Rigorous Mode Performance¶

Typical Execution Times:
├── Simple queries: 2-3 minutes
├── Complex materials: 3-5 minutes
├── Detailed analysis: 5-10 minutes
└── Batch analysis: 15-30 minutes

Resource Usage:
├── CPU: High (full analysis suite)
├── GPU: Recommended (MACE + visualisation)
├── Memory: 6-8 GB
└── Storage: ~200 MB per analysis

Technical Implementation¶

MCP Server Architecture¶

graph TB
    A[CrystaLyse Agent] --> B{Mode Selection}
    B -->|Creative| C[Chemistry Creative Server]
    B -->|Rigorous| D[Chemistry Unified Server]

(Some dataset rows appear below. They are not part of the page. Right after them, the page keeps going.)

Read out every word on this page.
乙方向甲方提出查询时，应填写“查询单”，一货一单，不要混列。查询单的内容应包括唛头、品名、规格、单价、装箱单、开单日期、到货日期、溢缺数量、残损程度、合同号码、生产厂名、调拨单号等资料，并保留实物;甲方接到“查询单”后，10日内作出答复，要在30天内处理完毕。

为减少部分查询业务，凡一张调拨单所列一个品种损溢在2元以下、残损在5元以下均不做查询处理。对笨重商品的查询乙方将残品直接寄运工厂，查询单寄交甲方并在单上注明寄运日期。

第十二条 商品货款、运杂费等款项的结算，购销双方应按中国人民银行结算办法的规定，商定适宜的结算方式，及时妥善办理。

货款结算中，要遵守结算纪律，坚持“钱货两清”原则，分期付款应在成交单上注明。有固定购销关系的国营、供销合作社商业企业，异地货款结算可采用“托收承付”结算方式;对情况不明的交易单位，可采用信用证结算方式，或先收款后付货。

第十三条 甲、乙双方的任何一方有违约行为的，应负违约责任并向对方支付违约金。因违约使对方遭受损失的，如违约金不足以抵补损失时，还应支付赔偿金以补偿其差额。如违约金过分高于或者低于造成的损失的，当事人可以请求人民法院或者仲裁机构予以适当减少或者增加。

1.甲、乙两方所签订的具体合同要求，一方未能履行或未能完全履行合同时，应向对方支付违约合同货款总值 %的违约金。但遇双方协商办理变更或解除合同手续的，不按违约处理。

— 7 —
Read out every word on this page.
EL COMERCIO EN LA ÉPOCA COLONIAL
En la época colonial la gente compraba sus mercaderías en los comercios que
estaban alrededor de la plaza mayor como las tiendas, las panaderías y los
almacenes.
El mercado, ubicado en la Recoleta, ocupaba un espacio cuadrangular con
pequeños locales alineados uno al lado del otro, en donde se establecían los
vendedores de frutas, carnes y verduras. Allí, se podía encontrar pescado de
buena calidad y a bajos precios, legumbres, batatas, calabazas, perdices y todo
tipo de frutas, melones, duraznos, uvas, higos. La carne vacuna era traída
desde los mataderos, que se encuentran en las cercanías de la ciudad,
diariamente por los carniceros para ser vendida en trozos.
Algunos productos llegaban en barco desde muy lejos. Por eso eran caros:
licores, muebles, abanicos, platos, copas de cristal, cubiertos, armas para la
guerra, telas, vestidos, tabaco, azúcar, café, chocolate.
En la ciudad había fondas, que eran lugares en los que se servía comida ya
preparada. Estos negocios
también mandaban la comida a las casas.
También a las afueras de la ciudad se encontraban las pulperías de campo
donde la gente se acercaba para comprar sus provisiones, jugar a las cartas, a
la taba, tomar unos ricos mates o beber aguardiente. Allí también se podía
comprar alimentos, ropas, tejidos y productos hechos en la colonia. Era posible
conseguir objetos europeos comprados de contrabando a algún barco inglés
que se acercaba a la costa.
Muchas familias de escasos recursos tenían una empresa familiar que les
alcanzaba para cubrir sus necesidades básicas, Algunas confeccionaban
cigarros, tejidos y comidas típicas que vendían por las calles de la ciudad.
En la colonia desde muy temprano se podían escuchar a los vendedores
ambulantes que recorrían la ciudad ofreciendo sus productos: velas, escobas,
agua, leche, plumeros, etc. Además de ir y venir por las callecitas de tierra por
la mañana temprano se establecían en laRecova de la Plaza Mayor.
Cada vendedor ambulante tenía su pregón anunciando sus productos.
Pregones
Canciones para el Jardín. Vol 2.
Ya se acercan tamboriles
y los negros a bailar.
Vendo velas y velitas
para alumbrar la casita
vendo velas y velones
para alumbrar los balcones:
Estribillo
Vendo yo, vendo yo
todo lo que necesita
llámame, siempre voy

    C --> E[Chemeleon CSP]
    C --> F[MACE Energy]
    C --> G[Basic Visualisation]

    D --> H[SMACT Validation]
    D --> I[Chemeleon CSP]
    D --> J[MACE Energy]
    D --> K[Comprehensive Visualisation]
    D --> L[Analysis Suite]

Tool Availability by Mode¶

Best Practices¶

Mode Selection Strategy¶

1. Start with Creative: Use for initial exploration and idea generation
2. Validate with Rigorous: Confirm promising results with complete analysis
3. Iterate: Use creative mode for rapid iteration, rigorous for final validation
4. Match Context: Consider time constraints, audience, and required detail level

Workflow Recommendations¶

# Recommended research workflow
1. Initial Exploration (Creative)
   crystalyse analyse "broad query" --mode creative

2. Focused Investigation (Creative)
   crystalyse chat -m creative
   > Refine based on initial results

3. Detailed Validation (Rigorous)
   crystalyse discover "specific material" --mode rigorous

4. Final Analysis (Rigorous)
   crystalyse chat -m rigorous -s final_study
   > Complete characterisation

Performance Optimisation¶

• Creative Mode: Reduce num_samples for faster iteration
• Rigorous Mode: Use GPU acceleration for MACE calculations
• Both Modes: Enable result caching to avoid redundant calculations
• Batch Processing: Group similar queries for efficiency

Examples¶

Creative Mode Example¶

crystalyse analyse "Design sodium-ion battery cathodes" --mode creative

Output focus: - Quick structure generation (3-5 candidates) - Energy ranking for stability - 3D visualisations for immediate insight - Recommendations for further investigation

Rigorous Mode Example¶

crystalyse discover "Characterise Na2FePO4F cathode material" --mode rigorous

Output focus: - SMACT validation of composition - Multiple structure polymorphs - Detailed energetic analysis - Complete structural characterisation - Professional analysis plots - Publication-ready results

The choice between creative and rigorous modes allows Crystalyse to adapt to your specific research needs, from rapid exploration to comprehensive validation.